Ganz in diesem Sinne sei auch die Verlängerung des Programms „Bürgschaft ohne Bank“ für bereits bestehende Unternehmen mit der Bürgschaftsbank Hessen erfolgt. „Das ursprünglich Ende des Jahres auslaufende Programm unterstützt ebenfalls gezielt die mittelständische Wirtschaft: Die Antragstellung erfolgt nicht über eine Bank, sondern zunächst direkt bei der Bürgschaftsbank, die im Erfolgsfall eine bis zu 80-prozentige Kreditbürgschaft vergibt.
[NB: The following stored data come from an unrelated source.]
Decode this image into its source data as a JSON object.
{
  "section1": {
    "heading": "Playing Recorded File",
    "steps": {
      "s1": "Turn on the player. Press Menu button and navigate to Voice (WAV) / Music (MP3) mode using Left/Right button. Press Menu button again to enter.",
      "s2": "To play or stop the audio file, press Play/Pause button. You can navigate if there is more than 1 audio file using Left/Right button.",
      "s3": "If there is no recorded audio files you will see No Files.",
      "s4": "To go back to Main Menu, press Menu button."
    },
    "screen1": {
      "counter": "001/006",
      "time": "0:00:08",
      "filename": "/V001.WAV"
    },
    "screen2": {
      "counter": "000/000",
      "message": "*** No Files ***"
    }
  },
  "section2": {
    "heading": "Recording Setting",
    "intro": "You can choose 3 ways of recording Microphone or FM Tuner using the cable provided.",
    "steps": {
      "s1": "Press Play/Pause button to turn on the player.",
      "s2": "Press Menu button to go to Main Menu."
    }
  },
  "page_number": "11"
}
Mit dieser kann der Unternehmer dann ein finanzierendes Kreditinstitut finden. Das sind Maßnahmen, die am Bedarf der kleinen und mittleren Unternehmen ausgerichtet sind. Die Verlängerung ist angesichts der weiter bestehenden Nachfrage daher die richtige Entscheidung“, so Arnold.

„Die Investitionen stärken insgesamt nicht nur vorübergehend die heimische Wirtschaft, sondern sind als langfristige Maßnahmen, gerade im Hochschulbereich, angelegt. Das zentrale Motiv heißt in diesem Zusammenhang: Den Zukunftsstandort Hessen sichern“, sagte Arnold.